Soweit das Berufungsgericht unter Hinweis auf die Meinung von Haybäck/Tüchler (Österreichisches und europäisches Kartellrecht 59) die Auffassung vertritt, aus entstehungsgeschichtlichen Gründen (NahVersG 1977, KartG 1988) ergebe sich, dass den Bestimmungen des NahVersG, das in materieller Hinsicht eher als Ergänzung zum UWG zu verstehen sei, kein eigenständiger Anwendungsbereich (mehr) zukomme, kann dem nicht gefolgt werden. Zwar enthält das NahVersG eine Reihe von Bestimmungen, die jenen des § 35 KartG inhaltlich entsprechen; insoweit liegt also eine Doppelregelung vor (Koppensteiner, Österreichisches und europäisches Wettbewerbsrecht3 § 12 Rz 65).
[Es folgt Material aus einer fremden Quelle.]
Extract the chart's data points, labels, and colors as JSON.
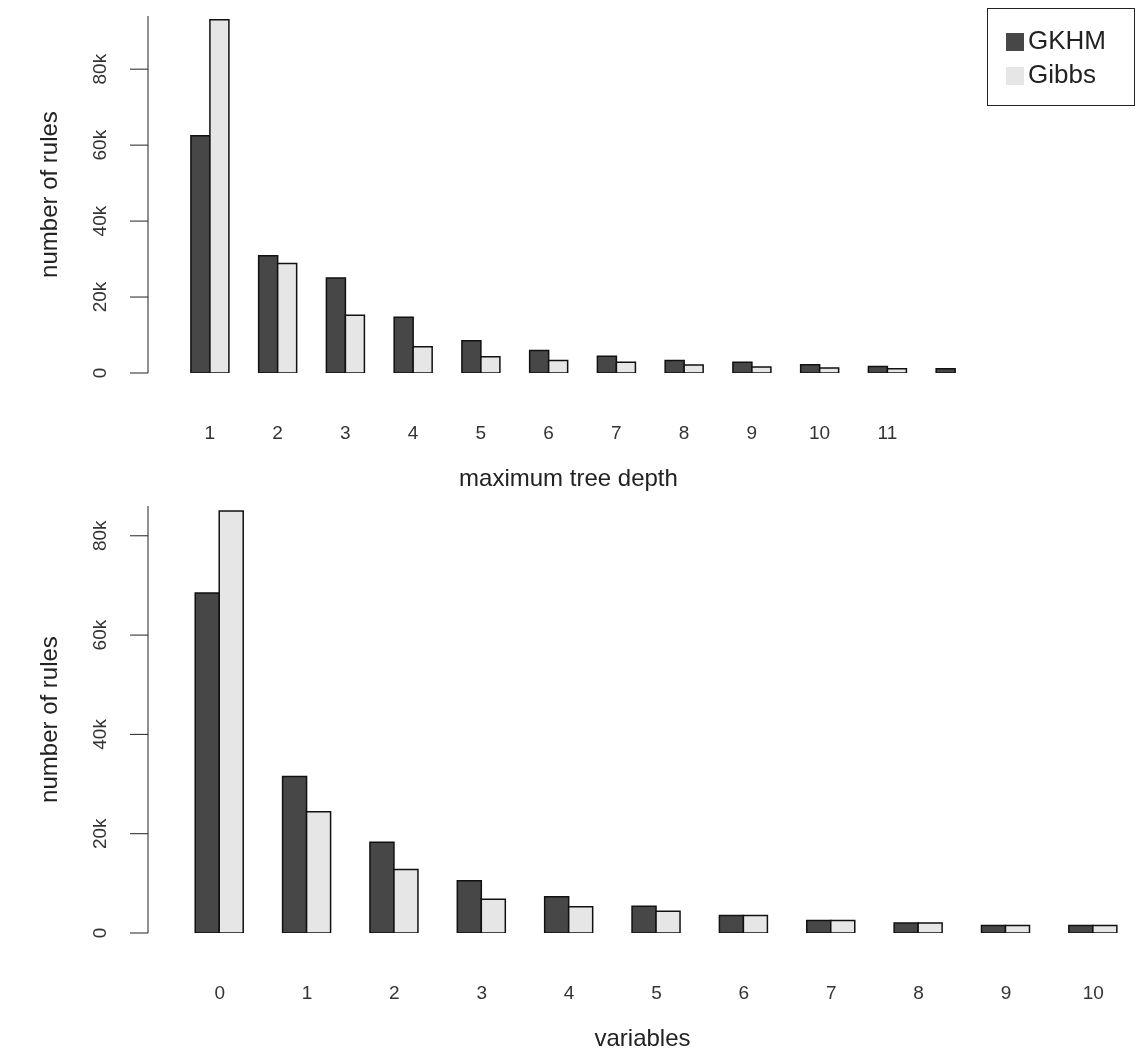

Weil aber das NahVersG Marktbeherrschung iSd KartG nicht voraussetzt, sind die darin geregelten Tatbestände des Ausbeutungs- und Diskriminierungsmissbrauchs jedenfalls insoweit von selbständiger Bedeutung, als sie verpöntes Verhalten nicht marktmächtiger Unternehmen näher konkretisieren (so schon OGH als Kartellobergericht 16 Ok 8/00). Eine materielle Derogation des NahVersG durch Normen des KartG kann in diesem Umfang daher nicht eingetreten sein. Es ist daher zu prüfen, ob das beanstandete Rabattsystem der Beklagten dem NahVersG widerspricht.

§ 1 des Gesetzes zur Verbesserung der Nahversorgung und der Wettbewerbsbedingungen (NahVersG) bestimmt, dass Verhaltensweisen von Unternehmern im geschäftlichen Verkehr untereinander untersagt werden können, soweit sie geeignet sind, den leistungsgerechten Wettbewerb zu gefährden. Solche Verhaltensweisen sind insbesondere das Anbieten oder Fordern, Gewähren oder Annehmen von Geld oder sonstiger Leistungen, auch Rabatten oder Sonderkonditionen, zwischen Lieferanten und Wiederverkäufern, die sachlich nicht gerechtfertigt sind, vor allem, wenn zusätzlichen Leistungen keine entsprechenden Gegenleistungen gegenüberstehen. Gem § 2 Abs 1 NahVersG kann auf Unterlassung in Anspruch genommen werden, wer als Lieferant gewerberechtlich befugten Wiederverkäufern bei Vorliegen gleicher Voraussetzungen ohne sachliche Rechtfertigung unterschiedliche Bedingungen gewährt oder anbietet.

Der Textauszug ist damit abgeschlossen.